For anyone wondering about these graphite guitars I felt it my duty to give you my opinion on my parlor-sized Rainsong P-12. I love it, I love it, I love it! I know that traditionalist cringe at the thought of a guitar that is not made out of wood.

In the mid-70's I worked at a high-end backpacking store in Berkeley, CA. This was right at the time that fiberglass cross-country skis were being introduced to the public. Up until then, wood was the thing. Again, the traditionalist cringed and would have no part of this new technology. Old habits die-hard.

Fast forward, try and find a wooden ski out there anywhere. Maybe at a garage sale. The glass ski not only swept the market but could be built with incredible custom flexibilities for all types of skiing and conditions.

Same is true with Rainsong guitars. My small bodied P-12 produces almost as big a sound and/or bigger sound as most dreadnoughts on the market. And it does it with amazing clarity. The bass is rich and the highs are brilliant without one bit of muddiness to be found. It sustains until the cows come home. The finger board is so solid you can play with impressive volume using just your left hand.

Last summer I visited a friend who owns well over $50,000 dollars of fantastic high-end guitars. I left my P-12 with him to play for a day. He was as equally impressed with the thing as I am. I've also played many high-end guitars and many parlors. This P-12 stands up to or surpasses many of them, and, at a much lower price. I'm convinced that it is the best bang-for-your-buck that's out there in a non-custom made parlor.

Also, I travel and camp for two months a year from the deserts to the mountains and everywhere humid in between without an issue or worry about what my guitar is suffering from. On top of that, my guitar room is heated with a wood stove during Ohio winters, again no issues, no worries. I store my 1968 Gibson Ebony J-45 out in the hallway away from the dry heat. By the way, my P-12 out performs my precious J-45 in volume, sustain and clarity. The Gibson out performs in one quality, a slightly deeper, more resonant bass-side. It vibrates my rib cage a bit more, that's all.

I was so impressed with my P-12 that I bought Riansong's WS 12 stringer. Everything I said about the P-12 goes the same for the WS-12. And it is more rock solid than a steel I-Beam.

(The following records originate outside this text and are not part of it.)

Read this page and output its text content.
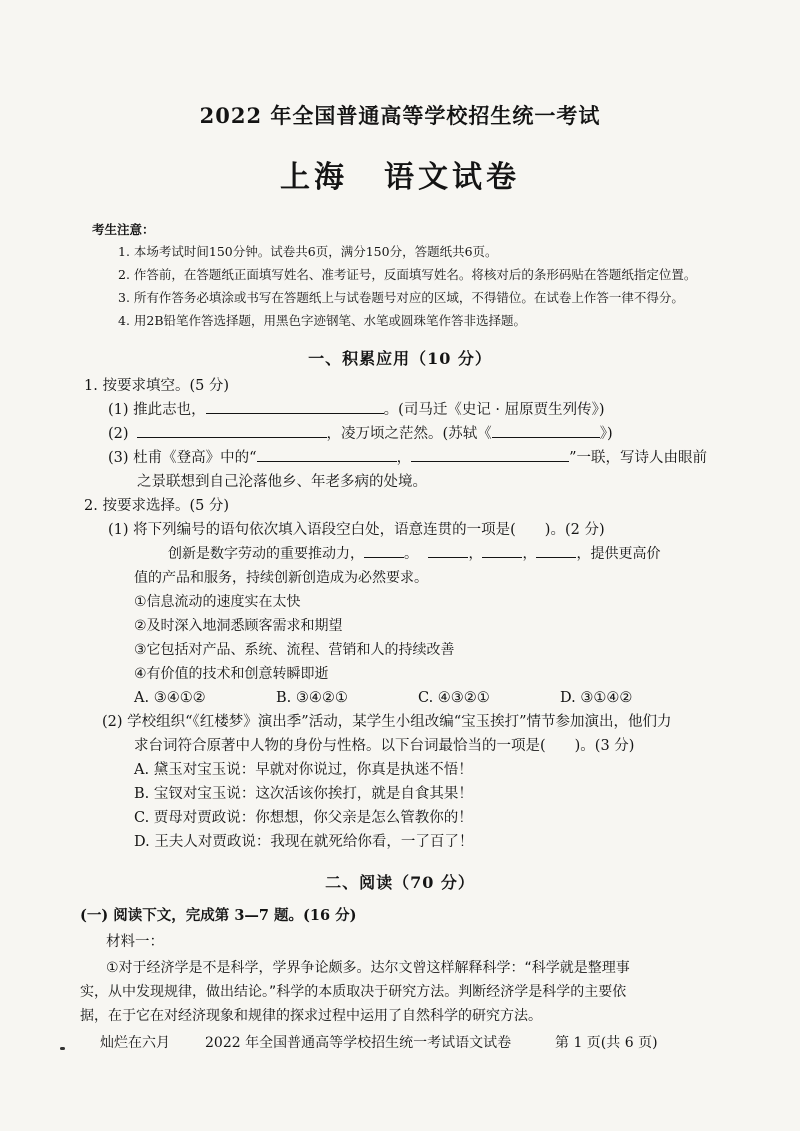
2022 年全国普通高等学校招生统一考试
上海 语文试卷
考生注意：
1. 本场考试时间150分钟。试卷共6页，满分150分，答题纸共6页。
2. 作答前，在答题纸正面填写姓名、准考证号，反面填写姓名。将核对后的条形码贴在答题纸指定位置。
3. 所有作答务必填涂或书写在答题纸上与试卷题号对应的区域，不得错位。在试卷上作答一律不得分。
4. 用2B铅笔作答选择题，用黑色字迹钢笔、水笔或圆珠笔作答非选择题。
一、积累应用（10 分）
1. 按要求填空。(5 分)
(1) 推此志也，	。(司马迁《史记 · 屈原贾生列传》)
(2)	，凌万顷之茫然。(苏轼《	》)
(3) 杜甫《登高》中的“	，	”一联，写诗人由眼前
之景联想到自己沦落他乡、年老多病的处境。
2. 按要求选择。(5 分)
(1) 将下列编号的语句依次填入语段空白处，语意连贯的一项是(　　)。(2 分)
创新是数字劳动的重要推动力，	。	，	，	，提供更高价
值的产品和服务，持续创新创造成为必然要求。
①信息流动的速度实在太快
②及时深入地洞悉顾客需求和期望
③它包括对产品、系统、流程、营销和人的持续改善
④有价值的技术和创意转瞬即逝
A. ③④①②	B. ③④②①	C. ④③②①	D. ③①④②
(2) 学校组织“《红楼梦》演出季”活动，某学生小组改编“宝玉挨打”情节参加演出，他们力
求台词符合原著中人物的身份与性格。以下台词最恰当的一项是(　　)。(3 分)
A. 黛玉对宝玉说：早就对你说过，你真是执迷不悟！
B. 宝钗对宝玉说：这次活该你挨打，就是自食其果！
C. 贾母对贾政说：你想想，你父亲是怎么管教你的！
D. 王夫人对贾政说：我现在就死给你看，一了百了！
二、阅读（70 分）
(一) 阅读下文，完成第 3—7 题。(16 分)
材料一：
①对于经济学是不是科学，学界争论颇多。达尔文曾这样解释科学：“科学就是整理事
实，从中发现规律，做出结论。”科学的本质取决于研究方法。判断经济学是科学的主要依
据，在于它在对经济现象和规律的探求过程中运用了自然科学的研究方法。
灿烂在六月	2022 年全国普通高等学校招生统一考试语文试卷	第 1 页(共 6 页)
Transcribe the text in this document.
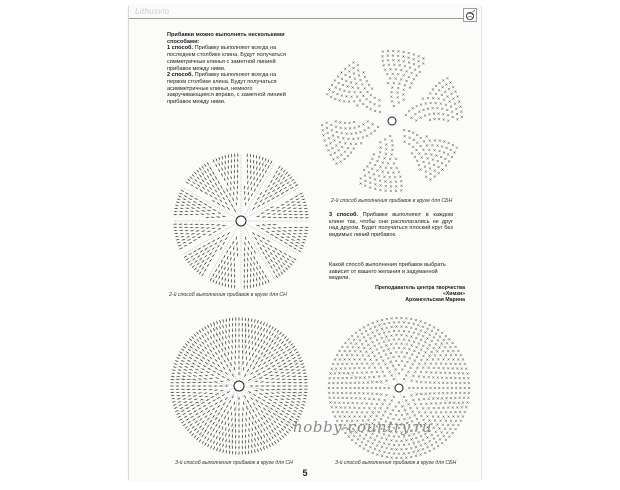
Lithusvio
Прибавки можно выполнять несколькими способами:
1 способ. Прибавку выполняют всегда на последнем столбике клина. Будут получаться симметричные клинья с заметной линией прибавок между ними.
2 способ. Прибавку выполняют всегда на первом столбике клина. Будут получаться асимметричные клинья, немного закручивающиеся вправо, с заметной линией прибавок между ними.
2-й способ выполнения прибавок в круге для СБН
2-й способ выполнения прибавок в круге для СН
3 способ. Прибавки выполняют в каждом клине так, чтобы они располагались не друг над другом. Будет получаться плоский круг без видимых линий прибавок.
Какой способ выполнения прибавок выбрать зависит от вашего желания и задуманной модели.
Преподаватель центра творчества «Химки»
Архангельская Марина
3-й способ выполнения прибавок в круге для СН	3-й способ выполнения прибавок в круге для СБН
hobby-country.ru
5
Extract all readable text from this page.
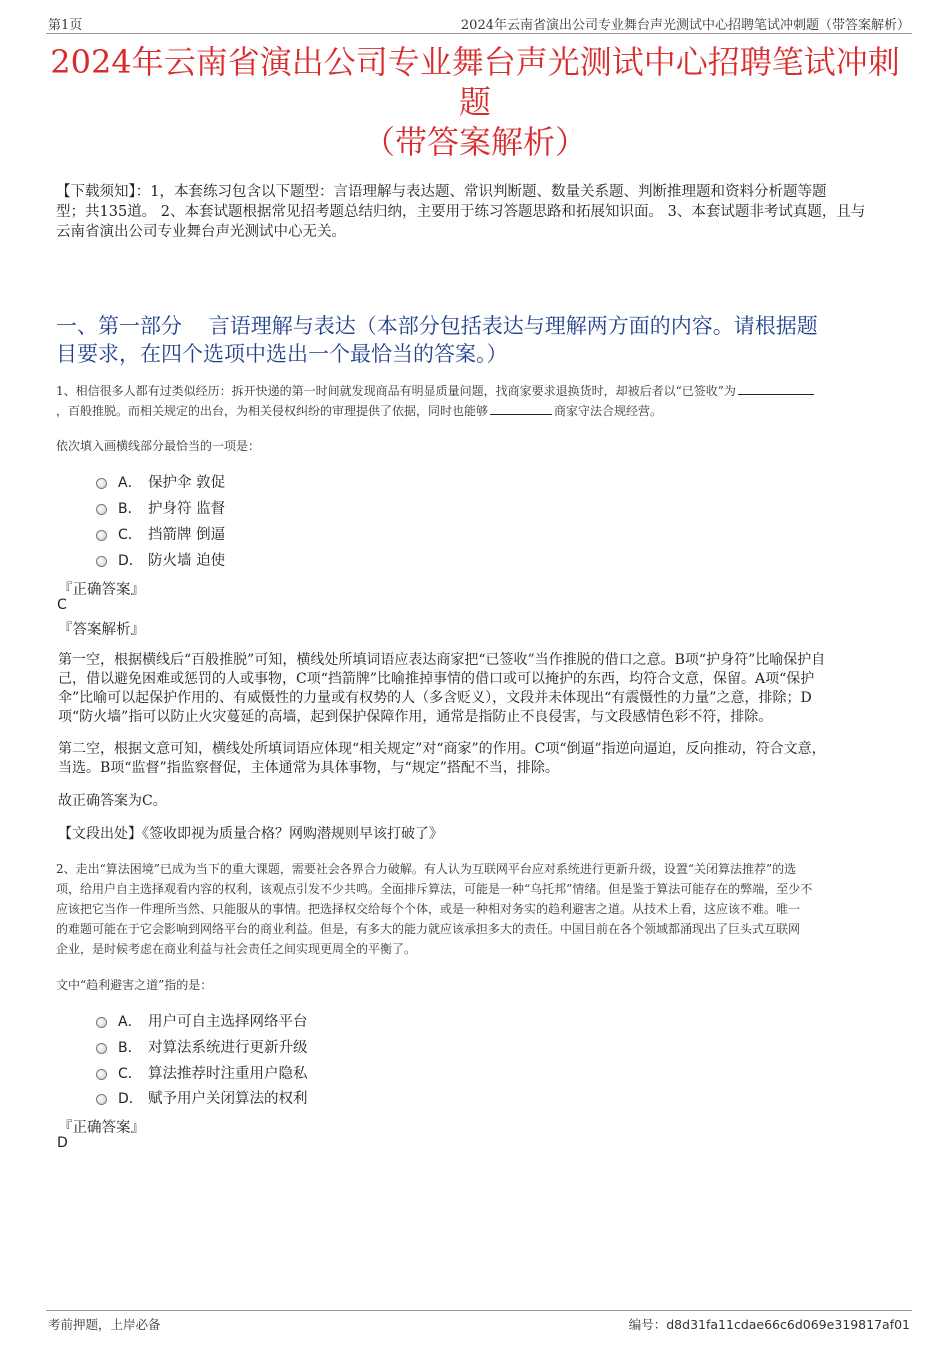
第1页	2024年云南省演出公司专业舞台声光测试中心招聘笔试冲刺题（带答案解析）
2024年云南省演出公司专业舞台声光测试中心招聘笔试冲刺题
（带答案解析）
【下载须知】：1，本套练习包含以下题型：言语理解与表达题、常识判断题、数量关系题、判断推理题和资料分析题等题
型；共135道。 2、本套试题根据常见招考题总结归纳，主要用于练习答题思路和拓展知识面。 3、本套试题非考试真题，且与
云南省演出公司专业舞台声光测试中心无关。
一、第一部分    言语理解与表达（本部分包括表达与理解两方面的内容。请根据题
目要求，在四个选项中选出一个最恰当的答案。）
1、相信很多人都有过类似经历：拆开快递的第一时间就发现商品有明显质量问题，找商家要求退换货时，却被后者以“已签收”为
，百般推脱。而相关规定的出台，为相关侵权纠纷的审理提供了依据，同时也能够	商家守法合规经营。
依次填入画横线部分最恰当的一项是：
A． 保护伞 敦促
B． 护身符 监督
C． 挡箭牌 倒逼
D． 防火墙 迫使
『正确答案』
C
『答案解析』
第一空，根据横线后“百般推脱”可知，横线处所填词语应表达商家把“已签收”当作推脱的借口之意。B项“护身符”比喻保护自
己，借以避免困难或惩罚的人或事物，C项“挡箭牌”比喻推掉事情的借口或可以掩护的东西，均符合文意，保留。A项“保护
伞”比喻可以起保护作用的、有威慑性的力量或有权势的人（多含贬义），文段并未体现出“有震慑性的力量”之意，排除；D
项“防火墙”指可以防止火灾蔓延的高墙，起到保护保障作用，通常是指防止不良侵害，与文段感情色彩不符，排除。
第二空，根据文意可知，横线处所填词语应体现“相关规定”对“商家”的作用。C项“倒逼”指逆向逼迫，反向推动，符合文意，
当选。B项“监督”指监察督促，主体通常为具体事物，与“规定”搭配不当，排除。
故正确答案为C。
【文段出处】《签收即视为质量合格？网购潜规则早该打破了》
2、走出“算法困境”已成为当下的重大课题，需要社会各界合力破解。有人认为互联网平台应对系统进行更新升级，设置“关闭算法推荐”的选
项，给用户自主选择观看内容的权利，该观点引发不少共鸣。全面排斥算法，可能是一种“乌托邦”情绪。但是鉴于算法可能存在的弊端，至少不
应该把它当作一件理所当然、只能服从的事情。把选择权交给每个个体，或是一种相对务实的趋利避害之道。从技术上看，这应该不难。唯一
的难题可能在于它会影响到网络平台的商业利益。但是，有多大的能力就应该承担多大的责任。中国目前在各个领域都涌现出了巨头式互联网
企业，是时候考虑在商业利益与社会责任之间实现更周全的平衡了。
文中“趋利避害之道”指的是：
A． 用户可自主选择网络平台
B． 对算法系统进行更新升级
C． 算法推荐时注重用户隐私
D． 赋予用户关闭算法的权利
『正确答案』
D
考前押题，上岸必备	编号：d8d31fa11cdae66c6d069e319817af01
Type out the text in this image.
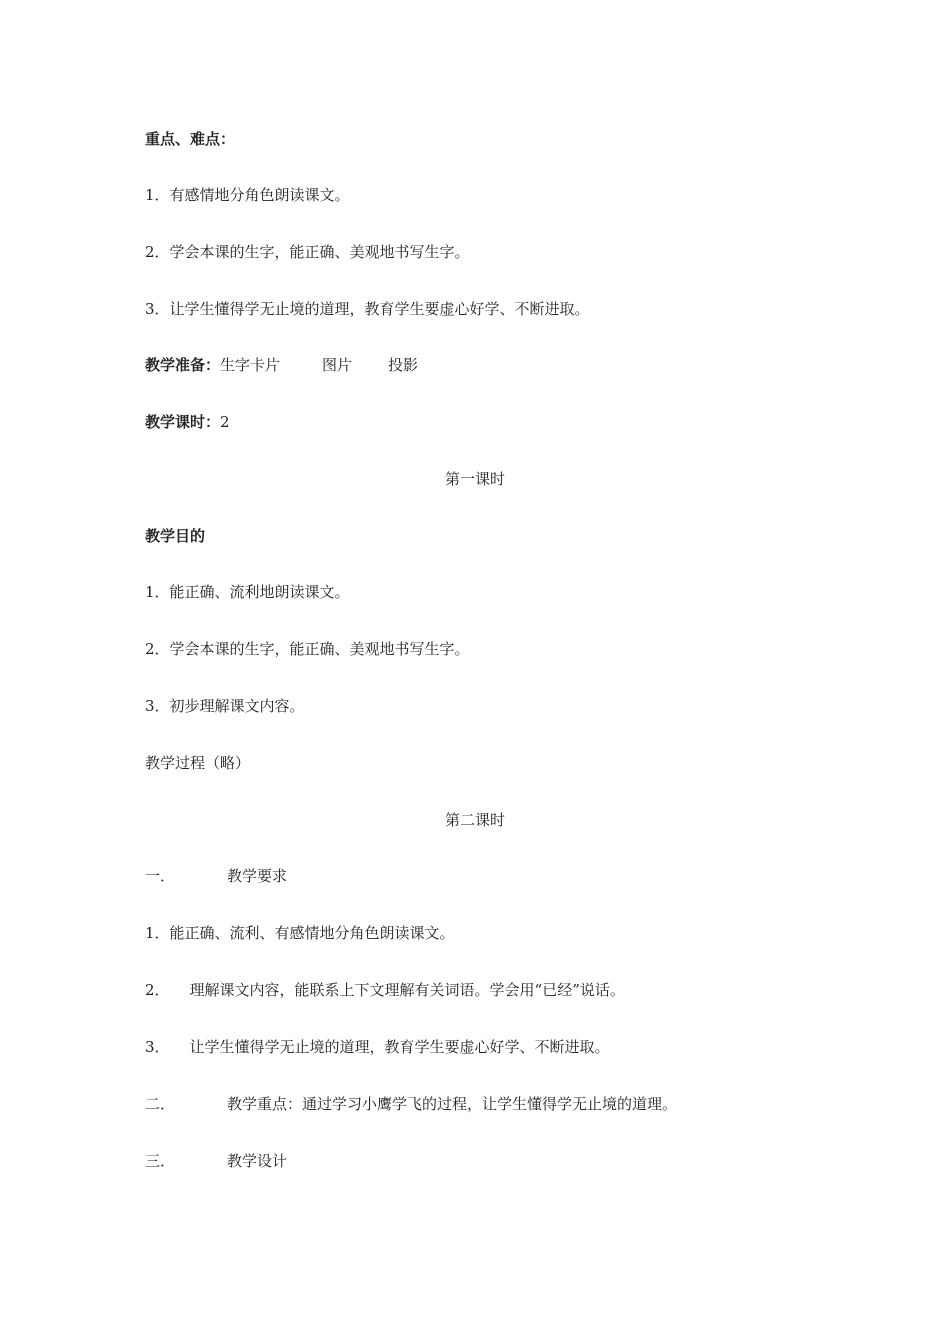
重点、难点：
1．有感情地分角色朗读课文。
2．学会本课的生字，能正确、美观地书写生字。
3．让学生懂得学无止境的道理，教育学生要虚心好学、不断进取。
教学准备：生字卡片	图片 投影
教学课时：2
第一课时
教学目的
1．能正确、流利地朗读课文。
2．学会本课的生字，能正确、美观地书写生字。
3．初步理解课文内容。
教学过程（略）
第二课时
一．	教学要求
1．能正确、流利、有感情地分角色朗读课文。
2． 理解课文内容，能联系上下文理解有关词语。学会用“已经”说话。
3． 让学生懂得学无止境的道理，教育学生要虚心好学、不断进取。
二．	教学重点：通过学习小鹰学飞的过程，让学生懂得学无止境的道理。
三．	教学设计
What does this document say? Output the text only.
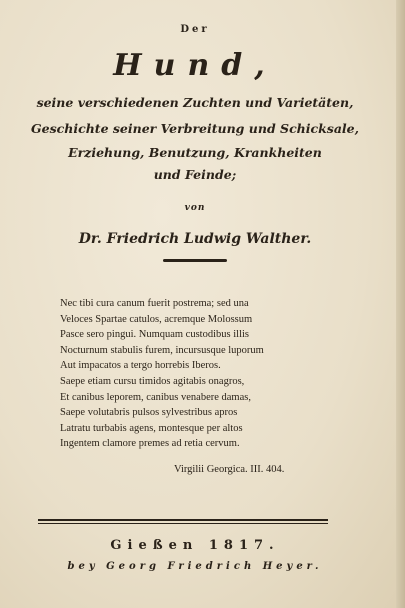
Der
Hund,
seine verschiedenen Zuchten und Varietäten,
Geschichte seiner Verbreitung und Schicksale,
Erziehung, Benutzung, Krankheiten
und Feinde;
von
Dr. Friedrich Ludwig Walther.
Nec tibi cura canum fuerit postrema; sed una
Veloces Spartae catulos, acremque Molossum
Pasce sero pingui. Numquam custodibus illis
Nocturnum stabulis furem, incursusque luporum
Aut impacatos a tergo horrebis Iberos.
Saepe etiam cursu timidos agitabis onagros,
Et canibus leporem, canibus venabere damas,
Saepe volutabris pulsos sylvestribus apros
Latratu turbabis agens, montesque per altos
Ingentem clamore premes ad retia cervum.
Virgilii Georgica. III. 404.
Gießen 1817.
bey Georg Friedrich Heyer.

If you're considering a Rainsong, go for it. I'm not going to claim that graphite guitars will destroy the wood guitar market like fiberglass skis crushed the wood ski market. No, that will never happen. But it will sure put a big dent in it if people decide to open there minds and quit beating dead horses,.....or dead guitars like so many wooden ones are.
If this is a, "Happy New Guitar Day" thread, then you need to post pictures. Really, check the rules.

Otherwise, I'm happy you're happy. But nonetheless, it almost sounds like marketing.